Thankfully for National Express, White never really thought he would cut it as a partner in Deloitte, the audit firm with which he trained, and he got on the buses, once seen as the Cinderella of public transport networks.
Now, with many years of service under his belt, he is steering National Express Group through what promises to be one of its most successful periods.
The company’s share price has increased by more than a third in the past year and it has a market capitalisation of £1.2 billion. The group runs seven of the UK’s nine best- performing train operating companies. Its National Express long-distance coach services, so popular with students and pensioners, are enjoying a revival, while its local bus services, which operate all over the country, are performing steadily and its yellow school bus company in the US has plenty of opportunity for growth.
However, transport being the key service it is, there are always challenges to which the company must react.
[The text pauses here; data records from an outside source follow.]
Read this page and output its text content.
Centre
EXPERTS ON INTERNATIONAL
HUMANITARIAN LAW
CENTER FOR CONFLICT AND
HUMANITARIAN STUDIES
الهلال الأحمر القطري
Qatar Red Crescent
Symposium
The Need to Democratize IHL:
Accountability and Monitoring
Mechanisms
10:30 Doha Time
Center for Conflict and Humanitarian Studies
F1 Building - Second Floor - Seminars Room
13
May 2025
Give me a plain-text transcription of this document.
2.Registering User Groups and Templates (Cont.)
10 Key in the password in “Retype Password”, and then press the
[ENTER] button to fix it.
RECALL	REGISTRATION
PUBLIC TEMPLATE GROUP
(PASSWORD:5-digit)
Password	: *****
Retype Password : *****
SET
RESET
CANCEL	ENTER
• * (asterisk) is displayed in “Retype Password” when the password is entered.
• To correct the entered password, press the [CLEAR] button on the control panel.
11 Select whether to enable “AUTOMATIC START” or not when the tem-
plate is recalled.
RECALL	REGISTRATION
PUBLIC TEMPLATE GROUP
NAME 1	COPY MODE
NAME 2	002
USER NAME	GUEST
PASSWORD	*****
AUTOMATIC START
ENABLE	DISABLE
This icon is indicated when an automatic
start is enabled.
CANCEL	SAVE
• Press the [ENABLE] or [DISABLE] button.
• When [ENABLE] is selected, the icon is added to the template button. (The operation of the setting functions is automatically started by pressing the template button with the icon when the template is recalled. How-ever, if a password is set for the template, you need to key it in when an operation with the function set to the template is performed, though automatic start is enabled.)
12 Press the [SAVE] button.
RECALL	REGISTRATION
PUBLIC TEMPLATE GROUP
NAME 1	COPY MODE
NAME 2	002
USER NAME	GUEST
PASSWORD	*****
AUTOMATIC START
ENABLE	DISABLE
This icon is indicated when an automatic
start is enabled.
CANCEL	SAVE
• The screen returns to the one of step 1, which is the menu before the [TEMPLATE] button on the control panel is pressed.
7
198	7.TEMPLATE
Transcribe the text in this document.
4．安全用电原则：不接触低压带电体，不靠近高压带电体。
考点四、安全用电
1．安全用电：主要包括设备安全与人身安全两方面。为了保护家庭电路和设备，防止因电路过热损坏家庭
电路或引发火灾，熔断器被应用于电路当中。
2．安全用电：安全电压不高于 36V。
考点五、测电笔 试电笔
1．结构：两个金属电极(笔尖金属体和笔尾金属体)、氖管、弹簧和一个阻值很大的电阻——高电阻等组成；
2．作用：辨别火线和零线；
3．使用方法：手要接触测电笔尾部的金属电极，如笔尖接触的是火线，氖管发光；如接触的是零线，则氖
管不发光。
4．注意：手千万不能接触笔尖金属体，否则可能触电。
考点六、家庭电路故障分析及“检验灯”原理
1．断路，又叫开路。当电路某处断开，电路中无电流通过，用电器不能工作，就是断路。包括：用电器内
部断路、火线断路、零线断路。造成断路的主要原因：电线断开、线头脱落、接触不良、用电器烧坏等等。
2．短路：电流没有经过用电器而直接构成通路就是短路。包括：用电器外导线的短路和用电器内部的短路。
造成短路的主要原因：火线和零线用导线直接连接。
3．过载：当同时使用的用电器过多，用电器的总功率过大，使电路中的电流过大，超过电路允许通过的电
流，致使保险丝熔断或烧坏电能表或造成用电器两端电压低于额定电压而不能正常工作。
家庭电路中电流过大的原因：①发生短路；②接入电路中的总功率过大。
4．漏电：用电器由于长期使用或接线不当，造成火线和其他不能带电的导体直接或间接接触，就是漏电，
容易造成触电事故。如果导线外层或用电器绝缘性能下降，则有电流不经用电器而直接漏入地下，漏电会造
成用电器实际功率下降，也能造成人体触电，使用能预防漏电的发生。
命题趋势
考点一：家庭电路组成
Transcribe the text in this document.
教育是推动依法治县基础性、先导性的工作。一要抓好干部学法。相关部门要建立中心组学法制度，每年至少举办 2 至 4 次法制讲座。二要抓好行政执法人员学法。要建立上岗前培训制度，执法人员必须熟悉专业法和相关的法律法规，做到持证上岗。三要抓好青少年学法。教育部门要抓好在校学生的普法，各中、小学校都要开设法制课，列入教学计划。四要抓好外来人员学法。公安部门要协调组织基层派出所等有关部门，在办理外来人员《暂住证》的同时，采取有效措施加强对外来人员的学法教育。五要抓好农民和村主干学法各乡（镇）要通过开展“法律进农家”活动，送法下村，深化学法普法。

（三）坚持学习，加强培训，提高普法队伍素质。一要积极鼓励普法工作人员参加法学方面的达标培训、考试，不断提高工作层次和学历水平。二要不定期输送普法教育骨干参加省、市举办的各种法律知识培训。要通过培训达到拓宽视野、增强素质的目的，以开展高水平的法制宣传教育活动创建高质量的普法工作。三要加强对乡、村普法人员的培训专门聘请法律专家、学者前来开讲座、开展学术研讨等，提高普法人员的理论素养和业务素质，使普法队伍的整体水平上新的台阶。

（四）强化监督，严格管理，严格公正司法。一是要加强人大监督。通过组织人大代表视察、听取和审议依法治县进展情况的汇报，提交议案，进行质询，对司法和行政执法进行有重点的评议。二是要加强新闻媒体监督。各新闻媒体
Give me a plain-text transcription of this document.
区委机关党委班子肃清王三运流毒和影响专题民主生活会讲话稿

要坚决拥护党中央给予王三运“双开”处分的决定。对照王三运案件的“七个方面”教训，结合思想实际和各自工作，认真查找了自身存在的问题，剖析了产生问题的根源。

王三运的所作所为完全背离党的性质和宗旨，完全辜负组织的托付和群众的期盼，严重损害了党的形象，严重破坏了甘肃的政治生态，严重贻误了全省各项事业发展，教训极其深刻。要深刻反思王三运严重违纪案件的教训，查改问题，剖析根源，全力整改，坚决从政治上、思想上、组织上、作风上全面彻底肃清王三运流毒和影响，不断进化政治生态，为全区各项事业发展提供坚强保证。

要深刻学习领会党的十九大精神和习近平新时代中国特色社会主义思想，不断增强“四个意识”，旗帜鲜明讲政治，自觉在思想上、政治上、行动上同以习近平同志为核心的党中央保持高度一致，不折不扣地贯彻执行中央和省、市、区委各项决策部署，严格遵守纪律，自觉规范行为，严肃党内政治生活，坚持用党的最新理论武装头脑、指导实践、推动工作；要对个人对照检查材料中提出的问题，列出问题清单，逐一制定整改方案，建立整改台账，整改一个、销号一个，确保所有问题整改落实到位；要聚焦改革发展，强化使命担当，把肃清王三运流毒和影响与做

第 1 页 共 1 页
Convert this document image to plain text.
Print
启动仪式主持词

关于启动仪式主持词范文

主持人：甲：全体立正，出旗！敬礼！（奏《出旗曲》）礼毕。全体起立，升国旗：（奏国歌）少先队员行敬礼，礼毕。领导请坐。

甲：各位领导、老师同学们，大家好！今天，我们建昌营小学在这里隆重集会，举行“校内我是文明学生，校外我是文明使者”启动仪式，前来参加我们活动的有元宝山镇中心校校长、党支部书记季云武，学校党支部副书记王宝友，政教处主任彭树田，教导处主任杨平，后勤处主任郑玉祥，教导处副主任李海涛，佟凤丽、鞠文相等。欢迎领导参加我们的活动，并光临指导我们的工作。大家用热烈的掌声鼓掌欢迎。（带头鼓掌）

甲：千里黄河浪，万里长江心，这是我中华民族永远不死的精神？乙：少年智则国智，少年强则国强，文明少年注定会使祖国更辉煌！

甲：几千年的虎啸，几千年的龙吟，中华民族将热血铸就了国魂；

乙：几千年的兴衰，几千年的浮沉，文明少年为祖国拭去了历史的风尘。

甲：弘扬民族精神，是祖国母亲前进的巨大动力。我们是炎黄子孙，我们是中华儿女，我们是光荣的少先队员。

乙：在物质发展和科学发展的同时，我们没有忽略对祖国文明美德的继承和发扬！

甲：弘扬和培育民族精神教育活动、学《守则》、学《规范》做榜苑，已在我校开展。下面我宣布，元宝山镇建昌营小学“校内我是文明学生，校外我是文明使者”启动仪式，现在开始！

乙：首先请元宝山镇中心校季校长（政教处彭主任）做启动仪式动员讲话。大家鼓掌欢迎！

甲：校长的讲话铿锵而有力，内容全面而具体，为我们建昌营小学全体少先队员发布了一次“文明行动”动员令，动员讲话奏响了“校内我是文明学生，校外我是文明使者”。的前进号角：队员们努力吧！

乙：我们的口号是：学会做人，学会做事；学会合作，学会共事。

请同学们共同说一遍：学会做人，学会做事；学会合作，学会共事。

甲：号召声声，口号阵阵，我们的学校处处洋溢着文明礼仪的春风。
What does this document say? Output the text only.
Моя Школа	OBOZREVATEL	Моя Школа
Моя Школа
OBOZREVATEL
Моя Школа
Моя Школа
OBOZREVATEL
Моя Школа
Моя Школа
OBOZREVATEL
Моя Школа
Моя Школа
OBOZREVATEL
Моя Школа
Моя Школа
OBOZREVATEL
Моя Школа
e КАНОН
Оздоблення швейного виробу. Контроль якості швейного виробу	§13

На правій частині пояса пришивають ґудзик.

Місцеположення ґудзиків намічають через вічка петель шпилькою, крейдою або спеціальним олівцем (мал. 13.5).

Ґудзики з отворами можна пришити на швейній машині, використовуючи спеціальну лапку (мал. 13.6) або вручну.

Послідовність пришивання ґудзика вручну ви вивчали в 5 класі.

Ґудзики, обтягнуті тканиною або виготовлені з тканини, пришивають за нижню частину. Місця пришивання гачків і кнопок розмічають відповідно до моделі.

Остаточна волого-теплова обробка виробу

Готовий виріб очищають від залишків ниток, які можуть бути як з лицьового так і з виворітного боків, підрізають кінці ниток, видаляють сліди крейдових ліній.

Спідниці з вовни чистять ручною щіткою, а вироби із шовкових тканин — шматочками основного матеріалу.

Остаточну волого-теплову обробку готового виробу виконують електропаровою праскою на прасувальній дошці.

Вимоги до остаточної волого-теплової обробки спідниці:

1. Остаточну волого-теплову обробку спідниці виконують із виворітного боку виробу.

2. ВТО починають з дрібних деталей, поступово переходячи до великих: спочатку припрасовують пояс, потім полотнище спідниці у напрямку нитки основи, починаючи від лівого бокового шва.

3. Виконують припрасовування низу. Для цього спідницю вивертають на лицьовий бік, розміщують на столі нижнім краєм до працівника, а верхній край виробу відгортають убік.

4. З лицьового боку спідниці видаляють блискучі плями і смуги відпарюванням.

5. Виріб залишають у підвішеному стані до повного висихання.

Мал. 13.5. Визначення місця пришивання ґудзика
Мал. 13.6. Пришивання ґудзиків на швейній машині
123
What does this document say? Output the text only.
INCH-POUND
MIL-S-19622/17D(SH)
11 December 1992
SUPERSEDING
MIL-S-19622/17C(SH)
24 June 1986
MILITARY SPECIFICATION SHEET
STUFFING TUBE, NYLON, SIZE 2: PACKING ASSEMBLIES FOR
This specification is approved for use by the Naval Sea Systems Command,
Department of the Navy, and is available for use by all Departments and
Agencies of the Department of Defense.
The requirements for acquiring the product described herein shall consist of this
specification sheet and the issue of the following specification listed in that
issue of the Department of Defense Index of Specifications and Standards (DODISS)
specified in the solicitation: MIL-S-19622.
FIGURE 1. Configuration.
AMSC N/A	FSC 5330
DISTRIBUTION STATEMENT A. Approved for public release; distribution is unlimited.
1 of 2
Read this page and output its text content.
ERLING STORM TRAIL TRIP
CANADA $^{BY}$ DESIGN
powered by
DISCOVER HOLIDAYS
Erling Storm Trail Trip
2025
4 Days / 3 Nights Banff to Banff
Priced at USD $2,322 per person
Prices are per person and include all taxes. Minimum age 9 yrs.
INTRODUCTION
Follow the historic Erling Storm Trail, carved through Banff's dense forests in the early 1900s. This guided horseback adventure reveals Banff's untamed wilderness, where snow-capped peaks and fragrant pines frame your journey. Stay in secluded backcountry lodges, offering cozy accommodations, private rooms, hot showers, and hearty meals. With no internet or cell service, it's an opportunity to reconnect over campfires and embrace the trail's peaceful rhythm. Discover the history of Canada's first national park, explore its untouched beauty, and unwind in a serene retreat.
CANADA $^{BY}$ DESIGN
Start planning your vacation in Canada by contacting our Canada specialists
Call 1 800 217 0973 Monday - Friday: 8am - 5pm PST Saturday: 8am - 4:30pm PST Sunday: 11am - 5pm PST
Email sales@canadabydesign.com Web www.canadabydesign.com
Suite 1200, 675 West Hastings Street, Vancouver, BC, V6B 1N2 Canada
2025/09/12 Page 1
The latest is the security threat raised by the suicide bombings in London earlier this month.
Bus and train operators and their employees and customers are at the front line of potential terrorist attacks on public transport. When 20,000 people were evacuated from Birmingham’s city centre bars on the Saturday night after the 7 July London bombings, it was a Travel West Midlands bus owned by National Express Group that was at the centre of the scare and that was subject to three controlled explosions.
White is full of praise for the way his West Midlands employees handled the circumstances of that Saturday evening. Their efforts, and those of all the transport workers involved in the London atrocities, trigger a comment on one of his favourite subjects. “The private sector has public spirit,” he says. “Just because we are in the private sector doesn’t mean we don’t have public service.”
The subject is close to his heart because train operators have been upbraided recently for making record rail profits. Bus and rail groups are particularly susceptible to claims of profiteering because many of their businesses depend wholly on subsidies from the Government. Executives, including White, have also made handsome windfalls from the deregulation and privatisation of the transport sectors.
The sniping has begun again as passengers have finally started to return to the railway leading to soaring rail revenues. Like other operators, National Express’s UK rail franchises, which include Midlands Mainline, Gatwick Express and One, which covers London and the East of England, have seen revenues rise by 9.6 per cent.
The close watch that the Government keeps on the railway will become more explicit from today when the functions of the Strategic Rail Authority are transferred to the Department for Transport. In future, it will be the Department for Transport (DfT) that awards rail franchises. There are hopes that this will refine a process that has seemed, to City eyes at least, something of a lottery.
National Express Group is currently shortlisted for two new franchises — Greater Western and Thameslink — and White hopes to win at least one of these, particularly since the DfT has now emphasised that past performance does count.
The first round of franchising saw some train operators make huge promises about transforming the way passengers travel. White believes the most important thing these days is to offer a tender that is deliverable and that can meet the budget set because the DfT appears to be moving back to lowest-cost operators, rather than “best- value” ones.
There is no point in an operator offering so much that it breaks the budget, says White. “The days of super-profit franchises are over,” he says, “but companies still need to make a decent return.” If operators get their sums right, they should be able to do just that, with perhaps less risk.
In contrast to the growth seen on the railways, bus services outside London are stagnating. Competition for bus operators in the regions comes from the car rather than rival bus companies. With 73 per cent of National Express’s bus revenues coming from Birmingham and just 20 per cent from London, where it has only recently become a player, the company has felt this discrepancy keenly.
Travel West Midlands has been handicapped in Birmingham because the local authority, in contrast to London, has been reducing bus priorities on the roads. Equally, the example of Edinburgh, where residents recently voted down a congestion charge, shows how difficult it can be to introduce genuine innovation in transport.
“Democracies are good, but bloody inefficient,” White says. “It takes someone like Ken [Livingstone] to drive change. He is the one that has made buses acceptable in London.”
White’s philosophy for National Express Group is that it is a collection of lots of devolved, local businesses. The company has 22 brands within its portfolio, some of which will be instantly familiar to its customers in a particular area while they will never have heard of others.
“We have local companies, run by local people for local people,” White says. “I don’t try to run buses in Birmingham from here [London], so why should I try to run a bus company in Dallas from here?” White also emphasises the long-term nature of his business. “We could have done a lot to change Birmingham in the short term, but that would have damaged our long-term standing there,” he says. “Hiking up fares is a zero sum game in a deregulated market.
“If I were ripping customers off in Birmingham I would have [Brian] Souter [of Stagecoach] all over the place. He said to me ‘You’re not being greedy. I can’t get in there’.”
“It’s not in my interest to rip off customers or governments because eventually I will lose the contracts in the regulated sector and lose customers in the deregulated business.”